MUNICH, Germany - German high-end carmaker BMW said Tuesday it would accelerate plans to introduce new electric models, as the whole industry comes under pressure to meet strict emissions regulations.

The Munich-based manufacturer will offer 25 electric vehicles in 2023, "two years earlier than originally planned," said Chief Executive Harald Krueger.

He added the company would target annual sales growth in the segment of 30 percent between 2020 and 2025.

Of the new models, more than half will be all-electric. The remainder will be hybrids, BMW said.

The change in plans "is not impacting in a negative way our profit and loss outlook", said financial director Nicolas Peter, since the company "can delay maybe the investment into one or the other combustion engine-related topic".

Peter added that "growing demand" for electric technology in several key markets, like California and Britain, has helped make the case for the switch.

Tuesday's announcement does not change the already-set launch dates for a string of new all-electric models: the Mini, iX3 and iNext SUVs and i4 sedan, all slated to hit dealerships by 2021.

BMW took an early lead in battery-powered driving with its i3, released in 2013.

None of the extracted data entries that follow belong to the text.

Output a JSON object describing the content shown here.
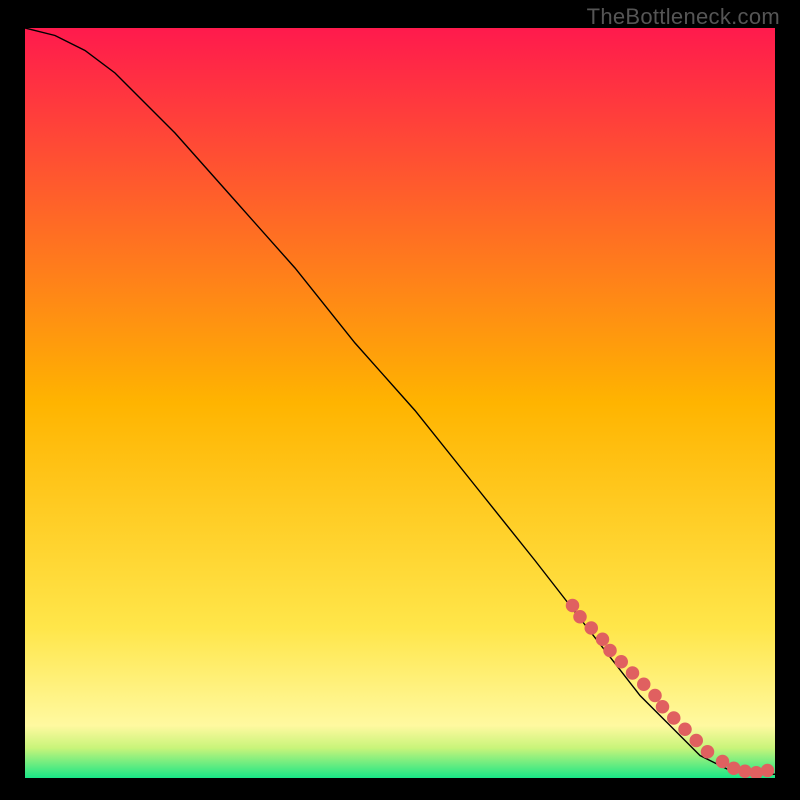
{
  "watermark": "TheBottleneck.com",
  "chart_data": {
    "type": "line",
    "title": "",
    "xlabel": "",
    "ylabel": "",
    "xlim": [
      0,
      100
    ],
    "ylim": [
      0,
      100
    ],
    "background_gradient": {
      "stops": [
        {
          "t": 0.0,
          "color": "#ff1a4d"
        },
        {
          "t": 0.5,
          "color": "#ffb400"
        },
        {
          "t": 0.8,
          "color": "#ffe64a"
        },
        {
          "t": 0.93,
          "color": "#fff9a0"
        },
        {
          "t": 0.96,
          "color": "#c8f47a"
        },
        {
          "t": 1.0,
          "color": "#19e686"
        }
      ]
    },
    "series": [
      {
        "name": "curve",
        "type": "line",
        "color": "#000000",
        "x": [
          0,
          4,
          8,
          12,
          16,
          20,
          28,
          36,
          44,
          52,
          60,
          68,
          75,
          82,
          86,
          90,
          94,
          97,
          100
        ],
        "y": [
          100,
          99,
          97,
          94,
          90,
          86,
          77,
          68,
          58,
          49,
          39,
          29,
          20,
          11,
          7,
          3,
          1,
          0.5,
          0.5
        ]
      },
      {
        "name": "dots",
        "type": "scatter",
        "color": "#e06060",
        "x": [
          73,
          74,
          75.5,
          77,
          78,
          79.5,
          81,
          82.5,
          84,
          85,
          86.5,
          88,
          89.5,
          91,
          93,
          94.5,
          96,
          97.5,
          99
        ],
        "y": [
          23,
          21.5,
          20,
          18.5,
          17,
          15.5,
          14,
          12.5,
          11,
          9.5,
          8,
          6.5,
          5,
          3.5,
          2.2,
          1.3,
          0.9,
          0.7,
          1.0
        ]
      }
    ]
  }
}
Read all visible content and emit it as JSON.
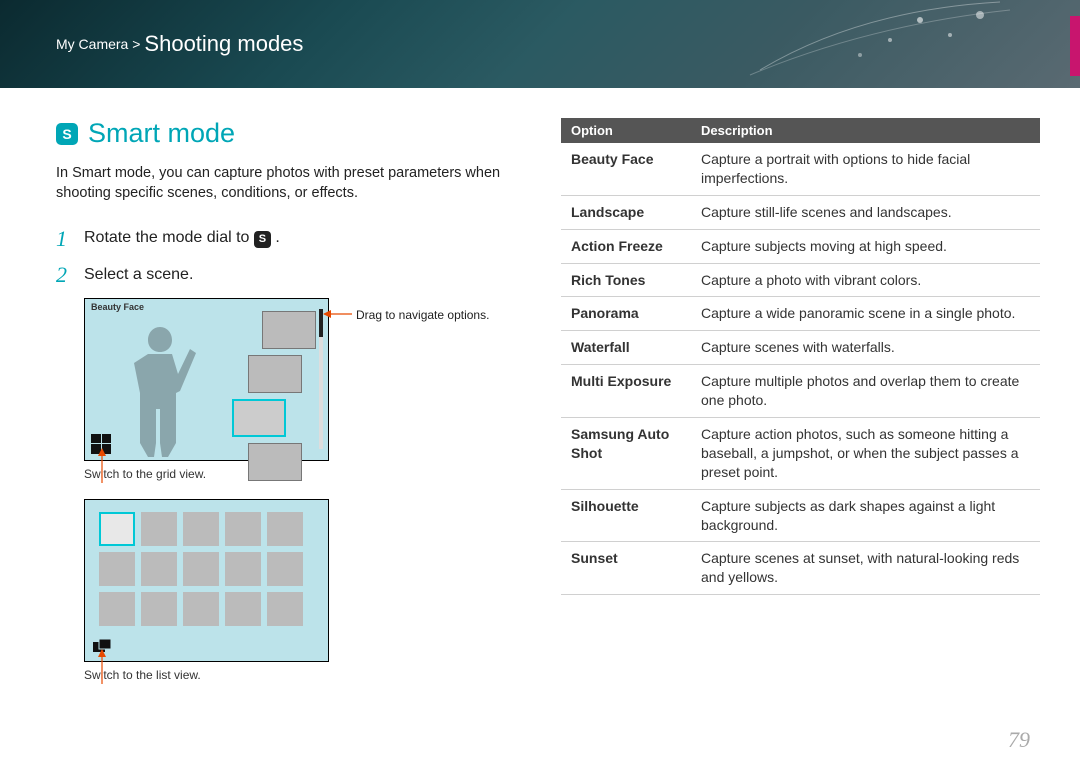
{
  "breadcrumb": {
    "parent": "My Camera >",
    "current": "Shooting modes"
  },
  "heading": "Smart mode",
  "heading_icon": "S",
  "intro": "In Smart mode, you can capture photos with preset parameters when shooting specific scenes, conditions, or effects.",
  "steps": {
    "s1_num": "1",
    "s1_a": "Rotate the mode dial to ",
    "s1_b": ".",
    "s2_num": "2",
    "s2": "Select a scene."
  },
  "fig1": {
    "scene_label": "Beauty Face",
    "callout_drag": "Drag to navigate options.",
    "caption": "Switch to the grid view."
  },
  "fig2": {
    "caption": "Switch to the list view."
  },
  "table": {
    "headers": {
      "option": "Option",
      "desc": "Description"
    },
    "rows": [
      {
        "option": "Beauty Face",
        "desc": "Capture a portrait with options to hide facial imperfections."
      },
      {
        "option": "Landscape",
        "desc": "Capture still-life scenes and landscapes."
      },
      {
        "option": "Action Freeze",
        "desc": "Capture subjects moving at high speed."
      },
      {
        "option": "Rich Tones",
        "desc": "Capture a photo with vibrant colors."
      },
      {
        "option": "Panorama",
        "desc": "Capture a wide panoramic scene in a single photo."
      },
      {
        "option": "Waterfall",
        "desc": "Capture scenes with waterfalls."
      },
      {
        "option": "Multi Exposure",
        "desc": "Capture multiple photos and overlap them to create one photo."
      },
      {
        "option": "Samsung Auto Shot",
        "desc": "Capture action photos, such as someone hitting a baseball, a jumpshot, or when the subject passes a preset point."
      },
      {
        "option": "Silhouette",
        "desc": "Capture subjects as dark shapes against a light background."
      },
      {
        "option": "Sunset",
        "desc": "Capture scenes at sunset, with natural-looking reds and yellows."
      }
    ]
  },
  "page_number": "79",
  "mode_dial_icon": "S"
}
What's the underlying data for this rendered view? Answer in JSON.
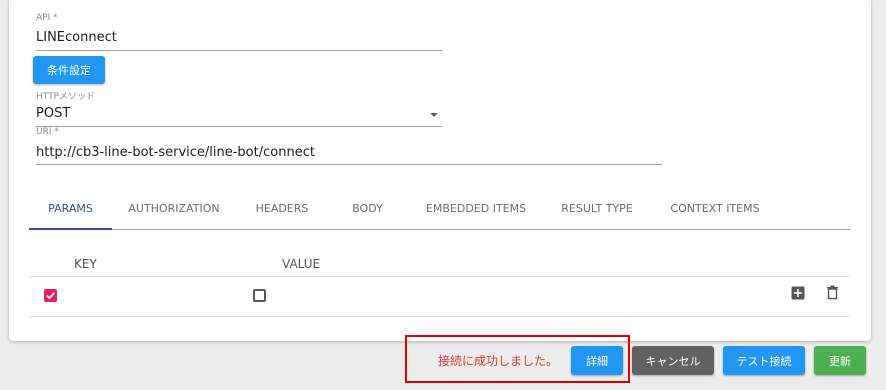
{
  "form": {
    "api": {
      "label": "API *",
      "value": "LINEconnect"
    },
    "condition_button": "条件設定",
    "http_method": {
      "label": "HTTPメソッド",
      "value": "POST"
    },
    "uri": {
      "label": "URI *",
      "value": "http://cb3-line-bot-service/line-bot/connect"
    }
  },
  "tabs": [
    {
      "label": "PARAMS",
      "active": true
    },
    {
      "label": "AUTHORIZATION",
      "active": false
    },
    {
      "label": "HEADERS",
      "active": false
    },
    {
      "label": "BODY",
      "active": false
    },
    {
      "label": "EMBEDDED ITEMS",
      "active": false
    },
    {
      "label": "RESULT TYPE",
      "active": false
    },
    {
      "label": "CONTEXT ITEMS",
      "active": false
    }
  ],
  "params_table": {
    "headers": {
      "key": "KEY",
      "value": "VALUE"
    },
    "rows": [
      {
        "enabled": true,
        "value_checked": false,
        "key": "",
        "value": ""
      }
    ]
  },
  "footer": {
    "message": "接続に成功しました。",
    "detail_button": "詳細",
    "cancel_button": "キャンセル",
    "test_button": "テスト接続",
    "update_button": "更新"
  },
  "colors": {
    "primary": "#2196f3",
    "tab_active": "#3a4a8c",
    "checkbox_checked": "#e91e63",
    "success_button": "#4caf50",
    "cancel_button": "#616161",
    "message_text": "#e53935",
    "highlight_border": "#e00000"
  },
  "icons": [
    "check-icon",
    "chevron-down-icon",
    "add-box-icon",
    "trash-icon"
  ]
}
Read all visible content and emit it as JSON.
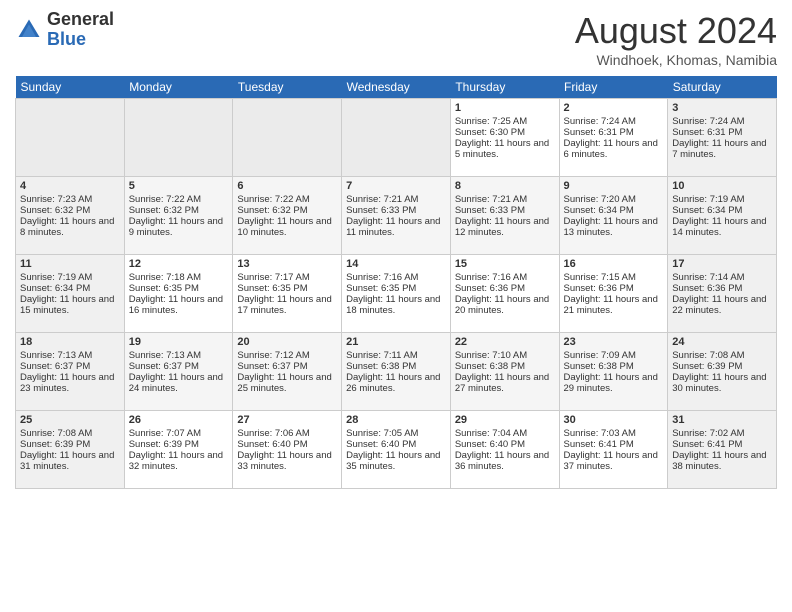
{
  "header": {
    "logo_general": "General",
    "logo_blue": "Blue",
    "month_title": "August 2024",
    "location": "Windhoek, Khomas, Namibia"
  },
  "days_of_week": [
    "Sunday",
    "Monday",
    "Tuesday",
    "Wednesday",
    "Thursday",
    "Friday",
    "Saturday"
  ],
  "weeks": [
    [
      {
        "day": "",
        "empty": true
      },
      {
        "day": "",
        "empty": true
      },
      {
        "day": "",
        "empty": true
      },
      {
        "day": "",
        "empty": true
      },
      {
        "day": "1",
        "sunrise": "7:25 AM",
        "sunset": "6:30 PM",
        "daylight": "11 hours and 5 minutes."
      },
      {
        "day": "2",
        "sunrise": "7:24 AM",
        "sunset": "6:31 PM",
        "daylight": "11 hours and 6 minutes."
      },
      {
        "day": "3",
        "sunrise": "7:24 AM",
        "sunset": "6:31 PM",
        "daylight": "11 hours and 7 minutes."
      }
    ],
    [
      {
        "day": "4",
        "sunrise": "7:23 AM",
        "sunset": "6:32 PM",
        "daylight": "11 hours and 8 minutes."
      },
      {
        "day": "5",
        "sunrise": "7:22 AM",
        "sunset": "6:32 PM",
        "daylight": "11 hours and 9 minutes."
      },
      {
        "day": "6",
        "sunrise": "7:22 AM",
        "sunset": "6:32 PM",
        "daylight": "11 hours and 10 minutes."
      },
      {
        "day": "7",
        "sunrise": "7:21 AM",
        "sunset": "6:33 PM",
        "daylight": "11 hours and 11 minutes."
      },
      {
        "day": "8",
        "sunrise": "7:21 AM",
        "sunset": "6:33 PM",
        "daylight": "11 hours and 12 minutes."
      },
      {
        "day": "9",
        "sunrise": "7:20 AM",
        "sunset": "6:34 PM",
        "daylight": "11 hours and 13 minutes."
      },
      {
        "day": "10",
        "sunrise": "7:19 AM",
        "sunset": "6:34 PM",
        "daylight": "11 hours and 14 minutes."
      }
    ],
    [
      {
        "day": "11",
        "sunrise": "7:19 AM",
        "sunset": "6:34 PM",
        "daylight": "11 hours and 15 minutes."
      },
      {
        "day": "12",
        "sunrise": "7:18 AM",
        "sunset": "6:35 PM",
        "daylight": "11 hours and 16 minutes."
      },
      {
        "day": "13",
        "sunrise": "7:17 AM",
        "sunset": "6:35 PM",
        "daylight": "11 hours and 17 minutes."
      },
      {
        "day": "14",
        "sunrise": "7:16 AM",
        "sunset": "6:35 PM",
        "daylight": "11 hours and 18 minutes."
      },
      {
        "day": "15",
        "sunrise": "7:16 AM",
        "sunset": "6:36 PM",
        "daylight": "11 hours and 20 minutes."
      },
      {
        "day": "16",
        "sunrise": "7:15 AM",
        "sunset": "6:36 PM",
        "daylight": "11 hours and 21 minutes."
      },
      {
        "day": "17",
        "sunrise": "7:14 AM",
        "sunset": "6:36 PM",
        "daylight": "11 hours and 22 minutes."
      }
    ],
    [
      {
        "day": "18",
        "sunrise": "7:13 AM",
        "sunset": "6:37 PM",
        "daylight": "11 hours and 23 minutes."
      },
      {
        "day": "19",
        "sunrise": "7:13 AM",
        "sunset": "6:37 PM",
        "daylight": "11 hours and 24 minutes."
      },
      {
        "day": "20",
        "sunrise": "7:12 AM",
        "sunset": "6:37 PM",
        "daylight": "11 hours and 25 minutes."
      },
      {
        "day": "21",
        "sunrise": "7:11 AM",
        "sunset": "6:38 PM",
        "daylight": "11 hours and 26 minutes."
      },
      {
        "day": "22",
        "sunrise": "7:10 AM",
        "sunset": "6:38 PM",
        "daylight": "11 hours and 27 minutes."
      },
      {
        "day": "23",
        "sunrise": "7:09 AM",
        "sunset": "6:38 PM",
        "daylight": "11 hours and 29 minutes."
      },
      {
        "day": "24",
        "sunrise": "7:08 AM",
        "sunset": "6:39 PM",
        "daylight": "11 hours and 30 minutes."
      }
    ],
    [
      {
        "day": "25",
        "sunrise": "7:08 AM",
        "sunset": "6:39 PM",
        "daylight": "11 hours and 31 minutes."
      },
      {
        "day": "26",
        "sunrise": "7:07 AM",
        "sunset": "6:39 PM",
        "daylight": "11 hours and 32 minutes."
      },
      {
        "day": "27",
        "sunrise": "7:06 AM",
        "sunset": "6:40 PM",
        "daylight": "11 hours and 33 minutes."
      },
      {
        "day": "28",
        "sunrise": "7:05 AM",
        "sunset": "6:40 PM",
        "daylight": "11 hours and 35 minutes."
      },
      {
        "day": "29",
        "sunrise": "7:04 AM",
        "sunset": "6:40 PM",
        "daylight": "11 hours and 36 minutes."
      },
      {
        "day": "30",
        "sunrise": "7:03 AM",
        "sunset": "6:41 PM",
        "daylight": "11 hours and 37 minutes."
      },
      {
        "day": "31",
        "sunrise": "7:02 AM",
        "sunset": "6:41 PM",
        "daylight": "11 hours and 38 minutes."
      }
    ]
  ],
  "labels": {
    "sunrise_prefix": "Sunrise: ",
    "sunset_prefix": "Sunset: ",
    "daylight_prefix": "Daylight: "
  }
}
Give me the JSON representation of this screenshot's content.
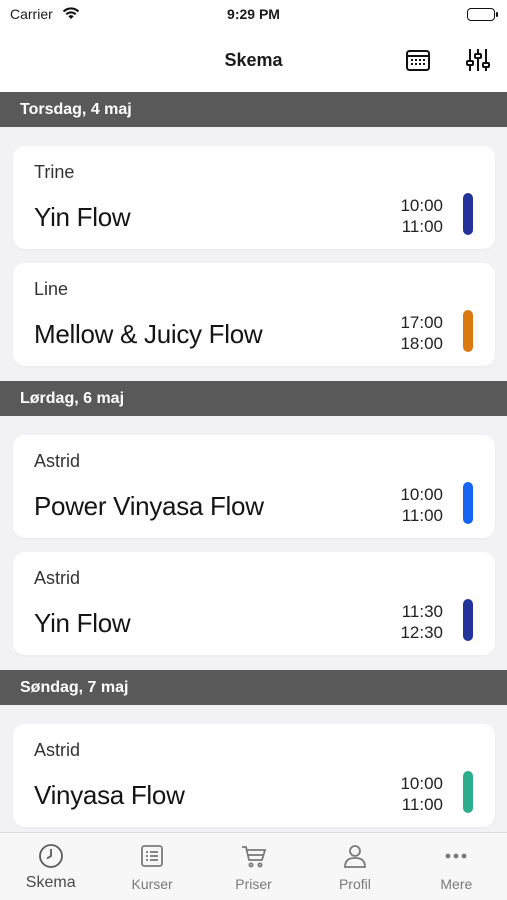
{
  "status_bar": {
    "carrier": "Carrier",
    "time": "9:29 PM"
  },
  "nav": {
    "title": "Skema",
    "calendar_icon": "calendar-icon",
    "filter_icon": "sliders-icon"
  },
  "days": [
    {
      "label": "Torsdag, 4 maj",
      "classes": [
        {
          "instructor": "Trine",
          "name": "Yin Flow",
          "start": "10:00",
          "end": "11:00",
          "color": "#24339a"
        },
        {
          "instructor": "Line",
          "name": "Mellow & Juicy Flow",
          "start": "17:00",
          "end": "18:00",
          "color": "#d9790f"
        }
      ]
    },
    {
      "label": "Lørdag, 6 maj",
      "classes": [
        {
          "instructor": "Astrid",
          "name": "Power Vinyasa Flow",
          "start": "10:00",
          "end": "11:00",
          "color": "#1565f0"
        },
        {
          "instructor": "Astrid",
          "name": "Yin Flow",
          "start": "11:30",
          "end": "12:30",
          "color": "#24339a"
        }
      ]
    },
    {
      "label": "Søndag, 7 maj",
      "classes": [
        {
          "instructor": "Astrid",
          "name": "Vinyasa Flow",
          "start": "10:00",
          "end": "11:00",
          "color": "#2bae8c"
        }
      ]
    }
  ],
  "tabs": [
    {
      "label": "Skema",
      "icon": "clock-icon",
      "active": true
    },
    {
      "label": "Kurser",
      "icon": "list-icon",
      "active": false
    },
    {
      "label": "Priser",
      "icon": "cart-icon",
      "active": false
    },
    {
      "label": "Profil",
      "icon": "person-icon",
      "active": false
    },
    {
      "label": "Mere",
      "icon": "more-icon",
      "active": false
    }
  ]
}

But it's no longer the market leader in the technology, which is indispensable for carmakers to meet the European Union's tough new carbon dioxide emissions rules set to take effect in 2020.

Germany's flagship industry as a whole is seen as lagging behind foreign competitors like California's Tesla and China's producers.

In the first five months of 2019, BMW sold 48,000 electric vehicles, up two percent on the same period in 2018.

But that number made up just five percent of the group's total unit sales of more than one million.

"By 2021, we will have doubled our sales of electrified vehicles compared with 2019," Krueger promised.

Huge investments are needed to modify production lines and develop electric drive technology, weighing on carmakers' bottom lines - and pushing them into unprecedented collaborations.

BMW is expecting a net profit "well below the previous year's level "in 2019, in part blaming higher costs.

In response, it has linked up with Jaguar Land Rover to develop next generation electric motors - a "win-win situation", finance chief Peter said. Meanwhile, manufacturers know electric cars will only find receptive buyers if the charging infrastructure is in place to support them. They pressed Chancellor Angela Merkel on that point in a high-level meeting in Berlin on Monday night.

Politicians, car bosses and union representatives agreed that by 2030 there should be enough charging points to support between seven and 10 million electric vehicles on German roads, the VDA industry federation told news agency DPA. BMW research chief Klaus Froehlich called it a "constructive" meeting, although environmental NGOs called it a gathering "without results".

Mammoth Volkswagen has also jumped feet-first into an ambitious electric strategy, planning 70 new models by 2028.